You can read about it here: https://github.com/microsoft/botframework-sdk/issues/6342

Some Additional Thoughts

I think there’s some confusion b/w Node and C# versions and which version might be the best. It took us a while to really understand what was going on there.

We run into random delays (which we know are not API related) – there’s no activity indicators in Teams, so even something simple as a Bot typing indicator when there are delays in rendering messages would be great.

Images are limited to 1024×1024 and 1MB. We understand and appreciate this. Existing systems that allow users to upload their own images may not necessarily adhere to these standards. We had to go back into our SaaS platform and retroactively resize the images because we allowed a 2MB limit for images.
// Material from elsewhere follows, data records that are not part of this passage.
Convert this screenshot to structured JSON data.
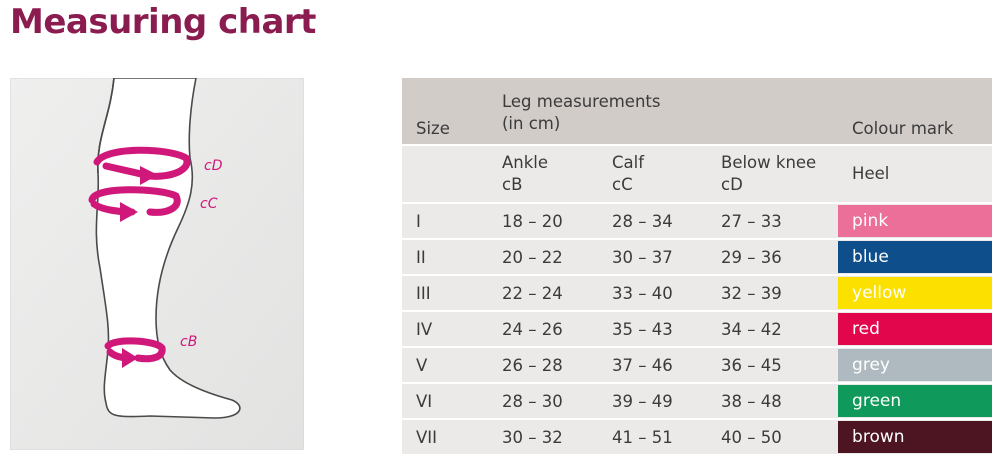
{
  "page": {
    "title": "Measuring chart"
  },
  "illustration": {
    "labels": {
      "cD": "cD",
      "cC": "cC",
      "cB": "cB"
    },
    "colors": {
      "background": "#efefee",
      "leg_outline": "#4a4a4a",
      "arrow": "#d0187a"
    }
  },
  "table": {
    "header": {
      "size": "Size",
      "leg_measurements_line1": "Leg measurements",
      "leg_measurements_line2": "(in cm)",
      "colour_mark": "Colour mark"
    },
    "subheader": {
      "ankle_line1": "Ankle",
      "ankle_line2": "cB",
      "calf_line1": "Calf",
      "calf_line2": "cC",
      "below_knee_line1": "Below knee",
      "below_knee_line2": "cD",
      "heel": "Heel"
    },
    "rows": [
      {
        "size": "I",
        "ankle": "18 – 20",
        "calf": "28 – 34",
        "below_knee": "27 – 33",
        "colour": "pink",
        "colour_hex": "#ec6f99",
        "text_hex": "#ffffff"
      },
      {
        "size": "II",
        "ankle": "20 – 22",
        "calf": "30 – 37",
        "below_knee": "29 – 36",
        "colour": "blue",
        "colour_hex": "#0e4e8a",
        "text_hex": "#ffffff"
      },
      {
        "size": "III",
        "ankle": "22 – 24",
        "calf": "33 – 40",
        "below_knee": "32 – 39",
        "colour": "yellow",
        "colour_hex": "#fce100",
        "text_hex": "#ffffff"
      },
      {
        "size": "IV",
        "ankle": "24 – 26",
        "calf": "35 – 43",
        "below_knee": "34 – 42",
        "colour": "red",
        "colour_hex": "#e2064d",
        "text_hex": "#ffffff"
      },
      {
        "size": "V",
        "ankle": "26 – 28",
        "calf": "37 – 46",
        "below_knee": "36 – 45",
        "colour": "grey",
        "colour_hex": "#aeb9c0",
        "text_hex": "#ffffff"
      },
      {
        "size": "VI",
        "ankle": "28 – 30",
        "calf": "39 – 49",
        "below_knee": "38 – 48",
        "colour": "green",
        "colour_hex": "#0f9a5b",
        "text_hex": "#ffffff"
      },
      {
        "size": "VII",
        "ankle": "30 – 32",
        "calf": "41 – 51",
        "below_knee": "40 – 50",
        "colour": "brown",
        "colour_hex": "#4c1521",
        "text_hex": "#ffffff"
      }
    ]
  }
}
These things matter…

Trying to be too many things to too many people. We all know that Microsoft has the purest intentions in allowing different products and developers with other programming languages to build on their stack.

However, Microsoft repeatedly misses their mark in curating a great experience. For e.g. there is a Bot Framework, Teams Bot, Bot skills that you suddenly become aware of. This adds to the confusion. Do I care about anything other than Teams? Not really. So why doesn’t the documentation curate my experience so I don’t even care about those other frameworks.

Likewise, we get it that Microsoft wants to allow C# and NodeJS for their Teams development. Can we please just get a curated experience based on the language we pick?

There are too many references to different languages and corresponding examples all over their documentation. It may not hurt to create micro-experiences tailored to a programming language of the user’s choice.

Twilio does a great job with this. Stripe is phenomenal in their documentation as well. We’d love to see more of that with Microsoft.

Conclusion

As a Software Development company, we love developing rich, interactive experiences for our clients and for our own products.

We have noticed that the learning curve associated with Teams is significant, and there are too many hidden gotchas all over the place.

It is hard to understand best-practices and implement a single strategy from start-to-finish. We have repeatedly had to rewrite our code after understanding more about the underlying best practices, which were not evident when we first started working with development.

So, our advice to fellow developers and other software agencies – PLAN WISELY AND BID HIGH. We’ve lost quite a bit of money on a project we undertook largely because of all the hidden land-mines that we were not aware of. Lessons learned.